A business education experience is most effective when it is tailored to a student’s needs.
Some prospective students may be early in their lives and careers, ready to take on a full-time educational challenge. Others may already have risen up through the ranks of their corporation or industry and would be foolish to push pause on their careers to return to school. And, of course, there are those who believe that a career in business does not require an advanced degree and can be accomplished on networking and instinct alone.
But for those who understand that an advanced business degree can be the key to leapfrogging ahead at any point in their career, there is a key decision to be made: EMBA or MBA?
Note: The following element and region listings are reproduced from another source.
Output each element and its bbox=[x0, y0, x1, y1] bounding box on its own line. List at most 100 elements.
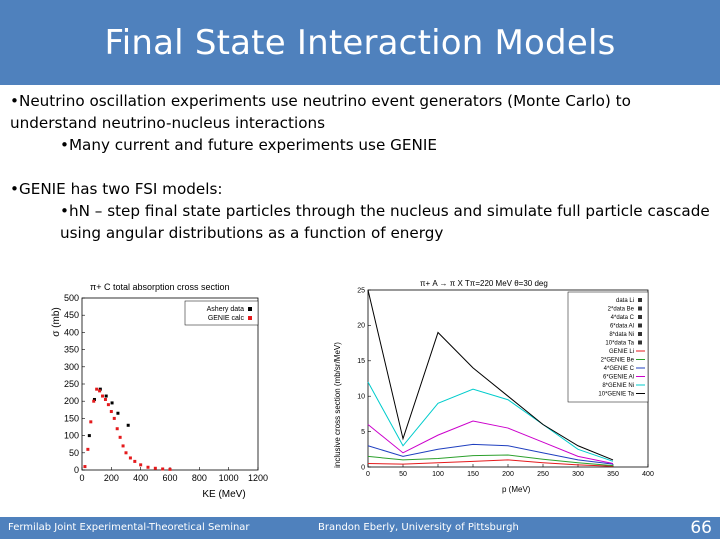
legend-swatch bbox=[248, 307, 252, 311]
data-point bbox=[89, 420, 93, 424]
x-tick-label: 350 bbox=[607, 471, 619, 478]
legend-entry: 4*data C bbox=[611, 315, 635, 321]
y-tick-label: 0 bbox=[74, 465, 79, 475]
data-point bbox=[116, 411, 120, 415]
footer-seminar: Fermilab Joint Experimental-Theoretical … bbox=[8, 522, 250, 533]
data-point bbox=[118, 435, 122, 439]
x-tick-label: 200 bbox=[502, 471, 514, 478]
series-line bbox=[367, 443, 614, 465]
legend-entry: 2*data Be bbox=[608, 307, 635, 313]
y-tick-label: 300 bbox=[64, 362, 79, 372]
legend-swatch bbox=[638, 332, 642, 336]
bullet-1: •Neutrino oscillation experiments use ne… bbox=[10, 92, 631, 132]
series-line bbox=[367, 454, 614, 467]
data-point bbox=[103, 397, 107, 401]
y-tick-label: 450 bbox=[64, 310, 79, 320]
data-point bbox=[98, 389, 102, 393]
y-tick-label: 150 bbox=[64, 413, 79, 423]
data-point bbox=[101, 394, 105, 398]
y-tick-label: 50 bbox=[69, 448, 79, 458]
legend-entry: data Li bbox=[616, 298, 634, 304]
legend-entry: 10*GENIE Ta bbox=[598, 392, 634, 398]
x-tick-label: 800 bbox=[192, 473, 207, 483]
right-chart-xlabel: p (MeV) bbox=[502, 485, 531, 494]
page-number: 66 bbox=[690, 518, 712, 538]
legend-entry: 6*GENIE Al bbox=[603, 375, 634, 381]
legend-swatch bbox=[638, 340, 642, 345]
right-figure: π+ A → π X Tπ=220 MeV θ=30 deg 0 50 100 150… bbox=[320, 270, 675, 502]
x-tick-label: 0 bbox=[79, 473, 84, 483]
data-point bbox=[110, 401, 114, 405]
left-chart-marks bbox=[83, 387, 172, 471]
data-point bbox=[115, 427, 119, 431]
data-point bbox=[133, 459, 137, 463]
legend-box bbox=[567, 291, 649, 403]
right-chart-title: π+ A → π X Tπ=220 MeV θ=30 deg bbox=[420, 279, 548, 288]
legend-entry: 4*GENIE C bbox=[604, 366, 635, 372]
series-line bbox=[367, 381, 614, 462]
data-point bbox=[139, 463, 143, 467]
y-tick-label: 250 bbox=[64, 379, 79, 389]
legend-swatch bbox=[638, 315, 642, 319]
legend-entry: 6*data Al bbox=[610, 324, 634, 330]
right-chart-marks bbox=[367, 289, 614, 467]
x-tick-label: 400 bbox=[642, 471, 654, 478]
data-point bbox=[126, 423, 130, 427]
y-tick-label: 400 bbox=[64, 327, 79, 337]
data-point bbox=[92, 399, 96, 403]
x-tick-label: 50 bbox=[399, 471, 407, 478]
x-tick-label: 1200 bbox=[248, 473, 268, 483]
y-tick-label: 100 bbox=[64, 431, 79, 441]
x-tick-label: 400 bbox=[133, 473, 148, 483]
right-chart-legend: data Li 2*data Be 4*data C 6*data Al 8*data … bbox=[567, 291, 649, 403]
legend-box bbox=[184, 300, 259, 326]
data-point bbox=[106, 403, 110, 407]
legend-entry: 2*GENIE Be bbox=[601, 358, 635, 364]
data-point bbox=[146, 465, 150, 469]
data-point bbox=[104, 394, 108, 398]
legend-entry: GENIE calc bbox=[208, 315, 245, 322]
legend-swatch bbox=[638, 323, 642, 328]
left-chart-legend: Ashery data GENIE calc bbox=[184, 300, 259, 326]
left-chart-ylabel: σ (mb) bbox=[51, 307, 62, 337]
data-point bbox=[124, 451, 128, 455]
x-tick-label: 300 bbox=[572, 471, 584, 478]
bullet-1-sub: •Many current and future experiments use… bbox=[60, 136, 437, 154]
x-tick-label: 0 bbox=[366, 471, 370, 478]
x-tick-label: 1000 bbox=[219, 473, 239, 483]
left-chart-xlabel: KE (MeV) bbox=[202, 489, 245, 500]
data-point bbox=[161, 467, 165, 471]
y-tick-label: 5 bbox=[361, 429, 365, 436]
legend-entry: GENIE Li bbox=[609, 349, 634, 355]
slide-body: •Neutrino oscillation experiments use ne… bbox=[10, 90, 710, 244]
slide-title: Final State Interaction Models bbox=[104, 22, 616, 63]
x-tick-label: 600 bbox=[162, 473, 177, 483]
x-tick-label: 100 bbox=[432, 471, 444, 478]
data-point bbox=[98, 387, 102, 391]
data-point bbox=[109, 410, 113, 414]
legend-swatch bbox=[638, 306, 642, 311]
data-point bbox=[95, 387, 99, 391]
legend-swatch bbox=[248, 316, 252, 320]
y-tick-label: 20 bbox=[357, 323, 365, 330]
legend-swatch bbox=[638, 298, 642, 302]
right-chart: π+ A → π X Tπ=220 MeV θ=30 deg 0 50 100 150… bbox=[333, 279, 654, 494]
data-point bbox=[128, 456, 132, 460]
legend-entry: 8*data Ni bbox=[609, 332, 634, 338]
data-point bbox=[168, 467, 172, 471]
footer-author: Brandon Eberly, University of Pittsburgh bbox=[318, 522, 519, 533]
left-chart-title: π+ C total absorption cross section bbox=[90, 282, 230, 292]
y-tick-label: 500 bbox=[64, 293, 79, 303]
left-figure: π+ C total absorption cross section 0 200… bbox=[50, 278, 275, 500]
y-tick-label: 15 bbox=[357, 358, 365, 365]
data-point bbox=[112, 416, 116, 420]
y-tick-label: 200 bbox=[64, 396, 79, 406]
data-point bbox=[92, 397, 96, 401]
title-bar: Final State Interaction Models bbox=[0, 0, 720, 85]
series-line bbox=[367, 459, 614, 467]
y-tick-label: 0 bbox=[361, 464, 365, 471]
x-tick-label: 200 bbox=[104, 473, 119, 483]
y-tick-label: 25 bbox=[357, 287, 365, 294]
series-line bbox=[367, 289, 614, 461]
y-tick-label: 10 bbox=[357, 394, 365, 401]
5 Similarities and Differences in EMBA vs. MBA Programs
Full-Time vs. Part-Time
Many people wrongly assume that a key difference between an MBA and an EMBA is that the former is full-time and the latter is completed on weekends while holding demanding, senior level positions. That is no longer the case. Many schools offer a mix of both part-time and full time MBA programs, while EMBA programs are typically part-time, completed on weekends, during evenings, or over a series of intensive week long immersions.
For both MBA and EMBA programs, some schools also offer some of the coursework over the internet. At the University of Florida Warrington College of Business, EMBA students meet from Friday to Sunday once a month at the Gainesville campus and 95-percent of the coursework is offered in the classroom and not online. If an EMBA program is not delivering its coursework entirely online, it can be helpful to select a program within a reasonable commuting distance. Residency far from campus is less of an issue for full time MBA programs, though it is an important consideration, as well, for part-time MBA programs.
It is tricky to make generalizations about MBA and EMBA program participants. Not every MBA student will be fresh out of college and not every EMBA student will be decades into his or her career. However, for the most part, an EMBA student is likely to be surrounded by a more seasoned cohort.
At Temple University’s Fox School of Business in Philadelphia, the average MBA student is 27 years old and has four years of work experience. The average EMBA student, however, is 39 years old with 15 years of work experience. This experienced cohort offers an EMBA student a valuable set of colleagues to work with during his time at Temple. But perhaps more importantly, the EMBA graduate is instantly plugged into a more senior network in a wide variety of fields. However, there are plenty of benefits to being a part of an MBA cohort. Participants of these programs often feel a strong bond thanks to their early, full-time higher education experience and go on to become excellent industry connections over the long haul.
Access to Professors
At most universities, business school professors divide their time between the MBA and the EMBA programs. This means that a prospective EMBA student will still have access to a popular professor, even if most of his or her classes are with the MBA program participants—and vice versa.
At the University of Colorado Graduate Schools of Business, EMBA and MBA students alike have access to faculty members like Sharon Matusik, the school’s interim Dean and Professor of Strategy and Entrepreneurship. Matusik is an internationally respected expert on management strategy and innovation. Every year, she takes EMBA students on an international trip to study an emerging economy. Most recently, she took CU business students to Cuba to learn more about the role entrepreneurialism and innovation can play in the island nation’s economy.
The application process for an EMBA program most often differs from that of an MBA in that prospective students are often expected to include a letter of support from their employer. While the days of financial sponsorship for EMBA students are waning, schools still expect that applicants have their employer’s blessing for their academic goals. In many cases, this goodwill from a student’s employer will be necessary as many programs offer international residencies or require attendance for at least one weekday class per month. Furthermore, EMBA students generally need an employer who understands that they are balancing higher education with their current, already demanding job.
Another key difference in the application process for an EMBA and an MBA is the weight that admissions teams place on various metrics. For an MBA student without a decade or more in the workforce, admissions officers will look closely at college transcripts and GMAT scores. For EMBA applicants, admissions officers will put less weight on a college transcript that may be a decade old and instead will pay close attention to work experience and recommendations. As for GMAT scores, it depends on the school. And some schools will accept the GRE in place of the GMAT. At the MBA level, it’s rare to find a program that will not require a GMAT exam. But at the EMBA level, some programs will.